Most helpful positive review
12 of 12 people found the following review helpful
Horrific history combined with provocative intellectual insight.
on 10 February 2011
This is an excellent and essential, yet harrowing, read about the Holocaust endured by the native peoples of the Americas.
The book is in two parts. Part one establishes the facts of genocide. The documented acts including from the memoirs of the Spanish, British and American perpetrators. This includes their self declared intent as expressed in ideological terms and the extent to which actions were societal, individual, collective and state and governmental policy.

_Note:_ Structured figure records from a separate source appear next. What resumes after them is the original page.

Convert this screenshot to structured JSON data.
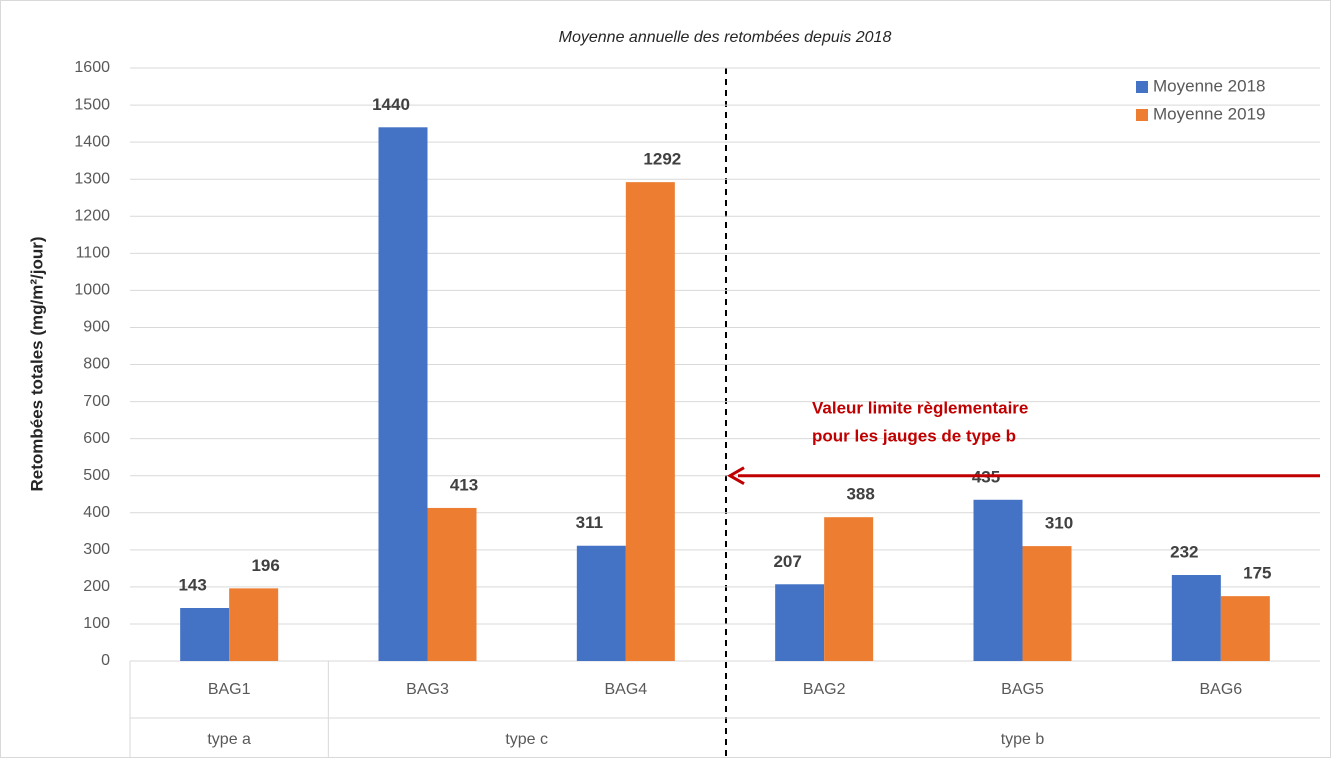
{
  "chart_data": {
    "type": "bar",
    "title": "Moyenne annuelle des retombées depuis 2018",
    "ylabel": "Retombées totales (mg/m²/jour)",
    "categories": [
      "BAG1",
      "BAG3",
      "BAG4",
      "BAG2",
      "BAG5",
      "BAG6"
    ],
    "groups": [
      {
        "label": "type a",
        "span": 1
      },
      {
        "label": "type c",
        "span": 2
      },
      {
        "label": "type b",
        "span": 3
      }
    ],
    "series": [
      {
        "name": "Moyenne 2018",
        "color": "#4472c4",
        "values": [
          143,
          1440,
          311,
          207,
          435,
          232
        ]
      },
      {
        "name": "Moyenne 2019",
        "color": "#ed7d31",
        "values": [
          196,
          413,
          1292,
          388,
          310,
          175
        ]
      }
    ],
    "ylim": [
      0,
      1600
    ],
    "yticks": [
      0,
      100,
      200,
      300,
      400,
      500,
      600,
      700,
      800,
      900,
      1000,
      1100,
      1200,
      1300,
      1400,
      1500,
      1600
    ],
    "grid": true,
    "legend": "top-right",
    "reference_line": {
      "value": 500,
      "color": "#c00000",
      "label": [
        "Valeur limite règlementaire",
        "pour les jauges de type b"
      ]
    }
  }
}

Part two seeks to explain why such monumental genocide occured and goes all the way back to Aristotle to trace the roots of genocidal ideas in Western civilisaton and, especially, how these evolved in Christianity into concepts of Holy War, righteous slaughter, divine right to land, the idea that pestilence was divinely inspired and how these justified policies of deiberate extermination of native Americans. All this furnished with incriminating quotes from Spanish priests, English puritan ministers and American politicians.
Stannard believes that racism is inherent in Western culture and ideas and makes the best case I have yet seen that racism was an idea that predated New World slavery. However, I think a better counter-case is made by Robin Blackburn in 'The Making of New World Slavery'.
I'd thoroughly recommend Stannard's book as a feast of horrific history combined with well argued and provocative intellectual insight.